Governor Schwarzenegger declared the emergency after the legislature failed to agree on a budget before the fiscal year started on July 1, ordering state offices to close for three days a month to save money.

Mariana Moore, director of the Human Services Alliance of Contra Costa, says alliance members at a recent meeting were unusually distressed about the potential impact of the current budget crisis on their organizations.

“These are very seasoned executive directors,” she says. “Many have been executive directors for 20 years and they don’t panic about anything. And they were panicking.”

Banking on IOU’s

The most immediate concern is how the IOU’s — or officially, registered warrants — will work. Despite California’s many fiscal crises, this is the first time since 1992 the state has resorted to paying its contractors this way.

State Controller John Chiang announced that in the absence of a budget deal between the governor and the legislature, the state would start issuing the IOU’s today and honor them, with interest, on October 1 (assuming the budget has been adopted by then).

But it’s up to banks to decide whether to accept them, a prospect that unsettles some nonprofit leaders.

Nancy Berlin, director of the California Partnership, a coalition of antipoverty groups, remembers when the state issued the IOU’s in 1992 and says they “created a lot of hardship and panic.” She says some banks were reluctant to honor the warrants, forcing charities to seek lines of credit.

“That works if you’re a large agency with a relationships with a bank,” she says, but not necessarily for a small day-care provider, for example, without such a relationship.

Furthermore, she says, many charities had to seek credit lines during last year’s state budget crisis, when payments were delayed, and some banks may not be as sympathetic this time around, especially those that have been hit by the economic downturn.

“To go back to your bank every year — it gets to be old news,” she says.

Beyond Delays

Gloria Standoval, executive director of Stand Against Domestic Violence, a charity in Contra Costa County, says her group will likely dip into its $250,000 credit line once the state starts issuing IOU’s for domestic-violence services.

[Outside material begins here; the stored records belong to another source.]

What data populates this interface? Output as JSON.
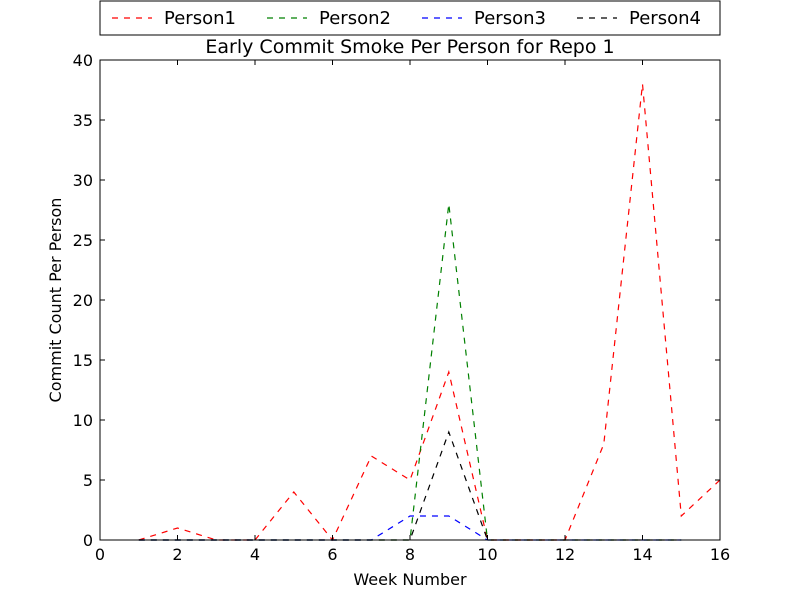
{
  "chart_data": {
    "type": "line",
    "title": "Early Commit Smoke Per Person for Repo 1",
    "xlabel": "Week Number",
    "ylabel": "Commit Count Per Person",
    "xlim": [
      0,
      16
    ],
    "ylim": [
      0,
      40
    ],
    "xticks": [
      0,
      2,
      4,
      6,
      8,
      10,
      12,
      14,
      16
    ],
    "yticks": [
      0,
      5,
      10,
      15,
      20,
      25,
      30,
      35,
      40
    ],
    "grid": false,
    "legend_position": "top",
    "line_style": "dashed",
    "x": [
      1,
      2,
      3,
      4,
      5,
      6,
      7,
      8,
      9,
      10,
      11,
      12,
      13,
      14,
      15,
      16
    ],
    "series": [
      {
        "name": "Person1",
        "color": "#ff0000",
        "values": [
          0,
          1,
          0,
          0,
          4,
          0,
          7,
          5,
          14,
          0,
          0,
          0,
          8,
          38,
          2,
          5
        ]
      },
      {
        "name": "Person2",
        "color": "#008000",
        "values": [
          0,
          0,
          0,
          0,
          0,
          0,
          0,
          0,
          28,
          0,
          0,
          0,
          0,
          0,
          0,
          null
        ]
      },
      {
        "name": "Person3",
        "color": "#0000ff",
        "values": [
          0,
          0,
          0,
          0,
          0,
          0,
          0,
          2,
          2,
          0,
          0,
          0,
          0,
          0,
          0,
          null
        ]
      },
      {
        "name": "Person4",
        "color": "#000000",
        "values": [
          0,
          0,
          0,
          0,
          0,
          0,
          0,
          0,
          9,
          0,
          0,
          0,
          0,
          0,
          0,
          null
        ]
      }
    ]
  }
}
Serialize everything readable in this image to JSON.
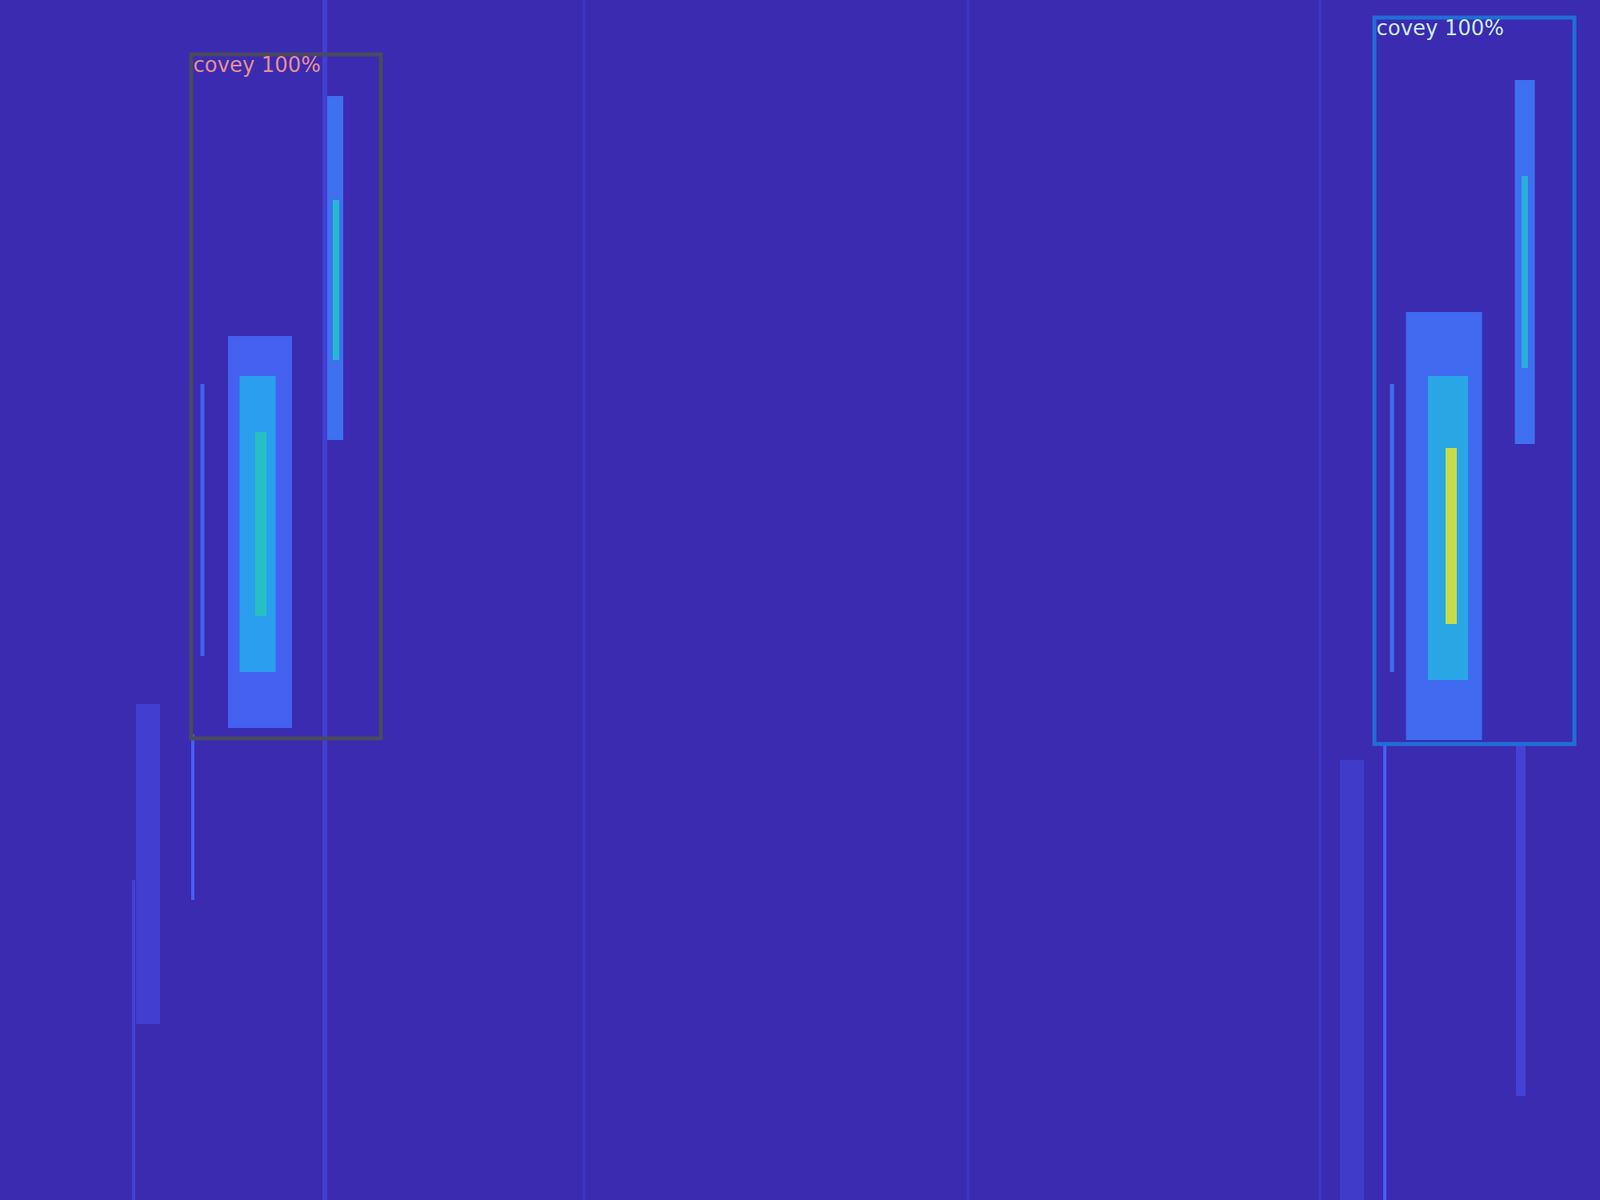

But she’s more concerned about what will happen once the state actually adopts its budget.

Governor Schwarzenegger has proposed ending state grants for a domestic-violence shelter program that provides her group with about $200,000 in annual revenue. While the legislature’s budget conference committee proposed a smaller cut, of 20 percent, Ms. Standoval is worried her group might not get paid for the services it offers while no budget is in effect.

“It may not be a problem of delayed payment,” she says. “It may be a problem of getting any payment at all.”

Other nonprofit leaders said they had similar concerns. The governor has proposed steep cuts to social services, including eliminating both the Healthy Families Program, which provides health coverage to children from low-income families, and the CalWorks program, which provides cash assistance and job help to low-income families.

While the budget conference committee rejected many of the governor’s proposals last month, it still proposed $11-billion in cuts to state programs.

Debbi Lerman, administrator of the San Francisco Human Services Network, an association of charities, says her group’s members have “a zillion questions” about how the potential cuts might affect county budgets, which pay for many social services.

“It’s sit here, hold your breath, and hope it turns out okay,” she says.

“There are so many things on the table, so many things to discuss, so many threats,” says Tom Kinoshita, public-policy director at the Silicon Valley Council of Nonprofits. “There’s total confusion everywhere.”